NOTABLE AND QUOTABLE
Amar Gopal Bose (Left).
• Audio pioneer Amar Gopal Bose, a music buff, had his breakthrough when he realized that 80 percent of the sound in concert halls came to us indirectly rather than from the source. His innovative, critically acclaimed electronic products made him a billionaire, but material acquisitions had little appeal for him. “These things don’t give me pleasure, but thinking about great little ideas gives me real pleasure,” he once told The Times (U.K.). Bose died last month at the age of 83.
• India’s remittances from NRIs, totaling $69 billion, were the highest among all nations in 2012, according to a recent World Bank report. As MailOnline put it, “These remittances are nothing less than manna from heaven for the Indian economy, which is faced with a widening current account deficit (CAD).” The largest chunk went to Kerala, which got 27 percent of India’s remittances.
• Sri Srinivasan recently became the first judge of South Asian descent to serve on the nation’s second most important court, the U.S. Court of Appeals for the District of Columbia Circuit.

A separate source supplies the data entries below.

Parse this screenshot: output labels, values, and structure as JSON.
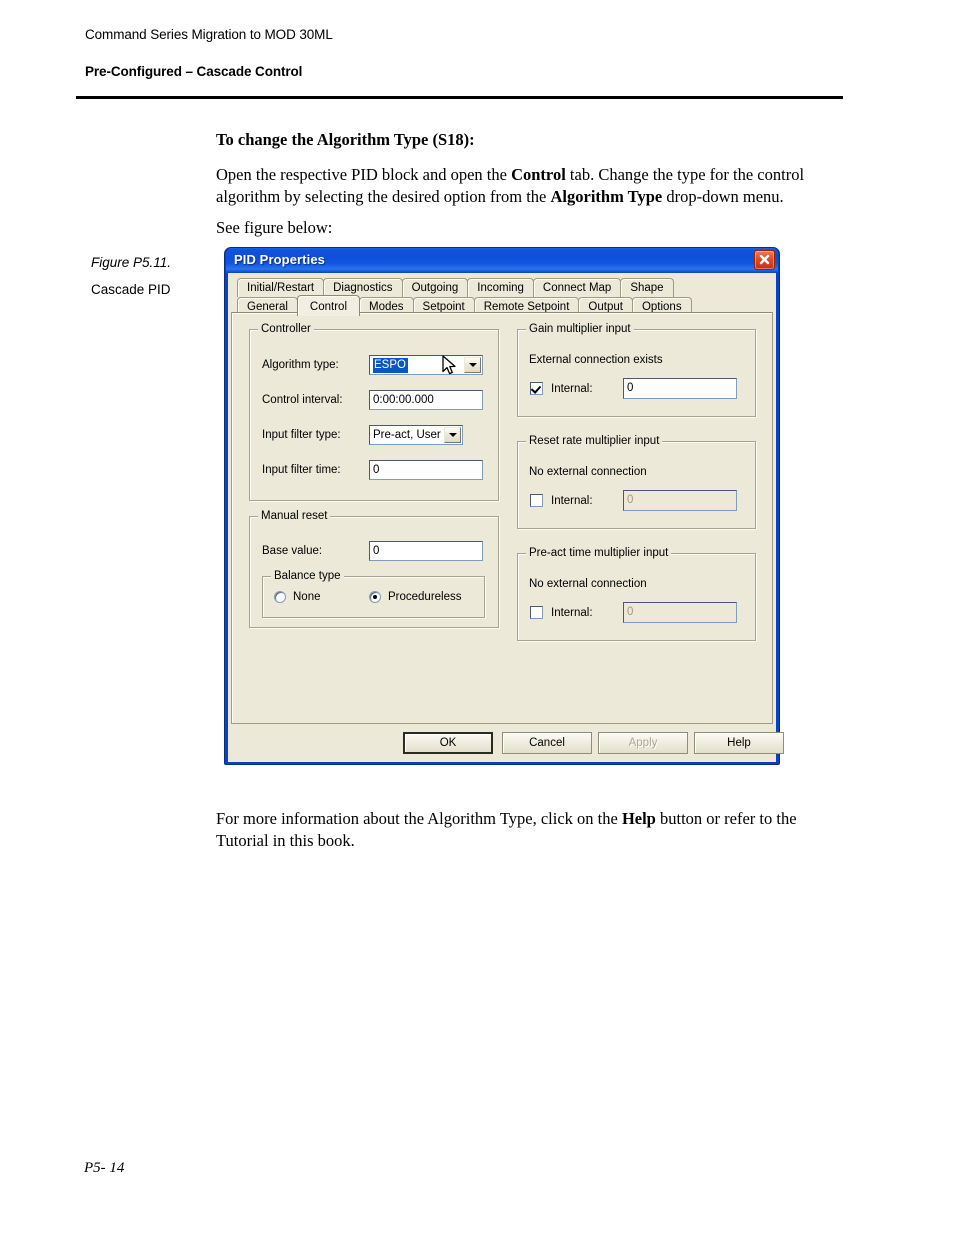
{
  "page": {
    "running_header": "Command Series Migration to MOD 30ML",
    "section_header": "Pre-Configured – Cascade Control",
    "footer": "P5- 14",
    "heading": "To change the Algorithm Type (S18):",
    "paragraph1_parts": [
      {
        "text": "Open the respective PID block and open the ",
        "bold": false
      },
      {
        "text": "Control",
        "bold": true
      },
      {
        "text": " tab. Change the type for the control algorithm by selecting the desired option from the ",
        "bold": false
      },
      {
        "text": "Algorithm Type",
        "bold": true
      },
      {
        "text": " drop-down menu.",
        "bold": false
      }
    ],
    "paragraph2": "See figure below:",
    "paragraph3_parts": [
      {
        "text": "For more information about the Algorithm Type, click on the ",
        "bold": false
      },
      {
        "text": "Help",
        "bold": true
      },
      {
        "text": " button or refer to the Tutorial in this book.",
        "bold": false
      }
    ],
    "figure_number": "Figure P5.11.",
    "figure_caption": "Cascade PID"
  },
  "dialog": {
    "title": "PID Properties",
    "close_icon": "close-x-icon",
    "accent_title_color": "#0e4fd8",
    "face_color": "#ece9d8",
    "selection_color": "#0a57c2",
    "tabs_row1": [
      {
        "label": "Initial/Restart",
        "selected": false
      },
      {
        "label": "Diagnostics",
        "selected": false
      },
      {
        "label": "Outgoing",
        "selected": false
      },
      {
        "label": "Incoming",
        "selected": false
      },
      {
        "label": "Connect Map",
        "selected": false
      },
      {
        "label": "Shape",
        "selected": false
      }
    ],
    "tabs_row2": [
      {
        "label": "General",
        "selected": false
      },
      {
        "label": "Control",
        "selected": true
      },
      {
        "label": "Modes",
        "selected": false
      },
      {
        "label": "Setpoint",
        "selected": false
      },
      {
        "label": "Remote Setpoint",
        "selected": false
      },
      {
        "label": "Output",
        "selected": false
      },
      {
        "label": "Options",
        "selected": false
      }
    ],
    "controller_group": {
      "title": "Controller",
      "algorithm_type_label": "Algorithm type:",
      "algorithm_type_value": "ESPO",
      "algorithm_type_selected": true,
      "control_interval_label": "Control interval:",
      "control_interval_value": "0:00:00.000",
      "input_filter_type_label": "Input filter type:",
      "input_filter_type_value": "Pre-act, User",
      "input_filter_time_label": "Input filter time:",
      "input_filter_time_value": "0"
    },
    "manual_reset_group": {
      "title": "Manual reset",
      "base_value_label": "Base value:",
      "base_value": "0",
      "balance_type": {
        "title": "Balance type",
        "options": [
          {
            "label": "None",
            "selected": false
          },
          {
            "label": "Procedureless",
            "selected": true
          }
        ]
      }
    },
    "gain_multiplier_group": {
      "title": "Gain multiplier input",
      "connection_status": "External connection exists",
      "internal_label": "Internal:",
      "internal_checked": true,
      "internal_value": "0",
      "internal_enabled": true
    },
    "reset_rate_group": {
      "title": "Reset rate multiplier input",
      "connection_status": "No external connection",
      "internal_label": "Internal:",
      "internal_checked": false,
      "internal_value": "0",
      "internal_enabled": false
    },
    "preact_time_group": {
      "title": "Pre-act time multiplier input",
      "connection_status": "No external connection",
      "internal_label": "Internal:",
      "internal_checked": false,
      "internal_value": "0",
      "internal_enabled": false
    },
    "buttons": {
      "ok": "OK",
      "cancel": "Cancel",
      "apply": "Apply",
      "apply_disabled": true,
      "help": "Help"
    }
  }
}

The Senate confirmed him with a 97-0 vote. Earlier, he taught at Harvard Law School and was the Principal Deputy Solicitor General of the United States. “That an Obama nominee could be so quickly and completely embraced by Republicans is a testament to Srinivasan’s bipartisan credentials and collegiality,” noted USA Today.

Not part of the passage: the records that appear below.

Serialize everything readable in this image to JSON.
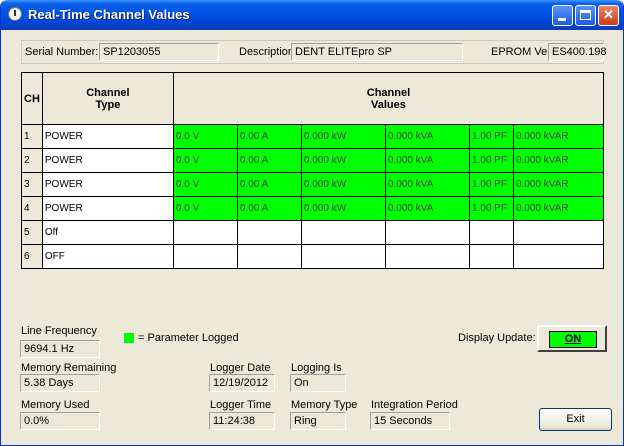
{
  "window": {
    "title": "Real-Time Channel Values"
  },
  "header": {
    "serial_label": "Serial Number:",
    "serial_value": "SP1203055",
    "description_label": "Description:",
    "description_value": "DENT ELITEpro SP",
    "eprom_label": "EPROM Ver:",
    "eprom_value": "ES400.198"
  },
  "grid": {
    "col_ch": "CH",
    "col_type_1": "Channel",
    "col_type_2": "Type",
    "col_values_1": "Channel",
    "col_values_2": "Values",
    "rows": [
      {
        "ch": "1",
        "type": "POWER",
        "v": "0.0 V",
        "a": "0.00 A",
        "kw": "0.000 kW",
        "kva": "0.000 kVA",
        "pf": "1.00 PF",
        "kvar": "0.000 kVAR",
        "logged": true
      },
      {
        "ch": "2",
        "type": "POWER",
        "v": "0.0 V",
        "a": "0.00 A",
        "kw": "0.000 kW",
        "kva": "0.000 kVA",
        "pf": "1.00 PF",
        "kvar": "0.000 kVAR",
        "logged": true
      },
      {
        "ch": "3",
        "type": "POWER",
        "v": "0.0 V",
        "a": "0.00 A",
        "kw": "0.000 kW",
        "kva": "0.000 kVA",
        "pf": "1.00 PF",
        "kvar": "0.000 kVAR",
        "logged": true
      },
      {
        "ch": "4",
        "type": "POWER",
        "v": "0.0 V",
        "a": "0.00 A",
        "kw": "0.000 kW",
        "kva": "0.000 kVA",
        "pf": "1.00 PF",
        "kvar": "0.000 kVAR",
        "logged": true
      },
      {
        "ch": "5",
        "type": "Off",
        "v": "",
        "a": "",
        "kw": "",
        "kva": "",
        "pf": "",
        "kvar": "",
        "logged": false
      },
      {
        "ch": "6",
        "type": "OFF",
        "v": "",
        "a": "",
        "kw": "",
        "kva": "",
        "pf": "",
        "kvar": "",
        "logged": false
      }
    ]
  },
  "legend": {
    "text": "= Parameter Logged",
    "color": "#00ff00"
  },
  "status": {
    "line_freq_label": "Line Frequency",
    "line_freq_value": "9694.1 Hz",
    "mem_remaining_label": "Memory Remaining",
    "mem_remaining_value": "5.38 Days",
    "mem_used_label": "Memory Used",
    "mem_used_value": "0.0%",
    "logger_date_label": "Logger Date",
    "logger_date_value": "12/19/2012",
    "logger_time_label": "Logger Time",
    "logger_time_value": "11:24:38",
    "logging_is_label": "Logging Is",
    "logging_is_value": "On",
    "memory_type_label": "Memory Type",
    "memory_type_value": "Ring",
    "integration_label": "Integration Period",
    "integration_value": "15 Seconds",
    "display_update_label": "Display Update:",
    "display_update_value": "ON"
  },
  "buttons": {
    "exit": "Exit"
  }
}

• More and more Americans are choosing cremation over burial. In Georgia, the cremation rate went up from 17 percent in 2002 to 33 percent in 2011. “Several states already have cremation rates above 70 percent, and CANA (Cremation Association of North America) projects that if current growth rates continue, 1 out of 2 Americans will choose flames over dirt by 2017,” pointed out Time magazine.
• Amol Rajan, the 29-year-old editor of The Independent, is the first nonwhite to head a national newspaper in the U.K. As Hugh Muir wrote in the rival Guardian, “…I hope he doesn’t suffer from the frenzied expectations that greet the appointment of any minority to a powerful or high-profile position. He is one guy. He can’t achieve critical mass on his own.” Rajan is the author of Twirlymen: The Unlikely History of Cricket’s Greatest Spin Bowlers.